Common sense returns for bin fines

Untitled 28. Wheelie Bin - Auckland, 2011Communities Secretary Eric Pickles MP has announced that new legislation will be introduced this year which will scrap hefty fines for putting a bin out on the wrong day. Talking to the BBC Sunday Politics Pickles promised: ’Fines for putting a bin out on the wrong day would be scrapped. If you put the wrong yoghurt pot into the wrong bin, it is ludicrous to fine people.’

This is an issue that we have been keeping an eye on for several years. Lifting The Lid highlighted that 68 local authorities had been secretly putting microchips in residents’ bins. The research revealed that at least 2.6 million households have had their bins microchiped. Eric Pickles is absolutely right to take action to abolish these powers and to try to bring some sanity to the way councils seemingly view themselves as a police force free to pass absurd rules and dole out fines on a whim.

Until now, local authorities have been allowed to threaten people with fines of up to £1,000 for failing to bring your bin in on time. Both our reports ( A Legacy of Suspicion and The Grim RIPA) investigated the use of the Regulation of Investigatory Powers Act and highlighted the rise in the use of surveillance powers by local and public authorities.In the case of waste disposal, this isn’t happening in one or two serious cases, research has shown that in 2011-2012, 3,200 fines were issues by local authorities for rubbish related offences, including leaving bin lids open. However, despite criticism councils have defended their position stating that bins could present a hazard to disabled people and drivers and prevented grass from growing.

Colchester Borough Council in Essex proves that the change in the law is clearly needed. The council has announced that it will introduce a new computer system installed in the collection lorries which records how many black bags are left outside of each house. Householders who put out too much rubbish will subsequently be visited by a council warden, who will warn them to start recycling. Failure to act on the advice within three weeks will result in a fixed penalty notice of between £60 and £80.
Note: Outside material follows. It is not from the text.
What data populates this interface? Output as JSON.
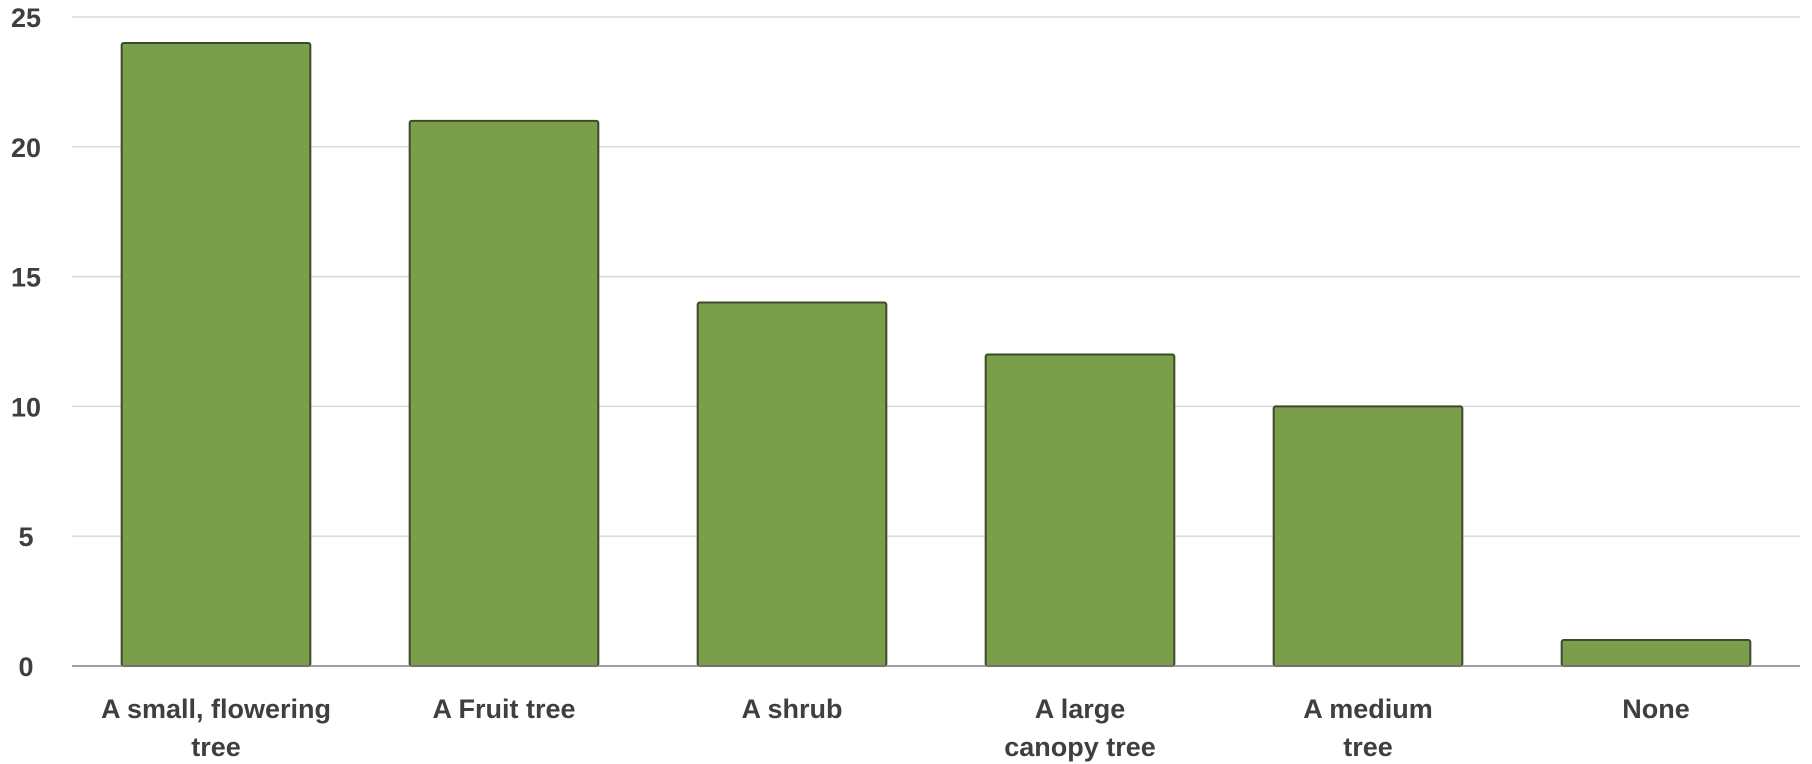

It is heartening that the Government is taking a common sense stance towards working with households rather than reprimanding them. These fines have incentivised surveillance and contributed to the collapse of trust as residents feel their councils are more interested in fining them than delivering valuable services. Clearly, there are much better ways of improving recycling and keeping streets clean than heavy handed fines and over-zealous enforcement of regulations.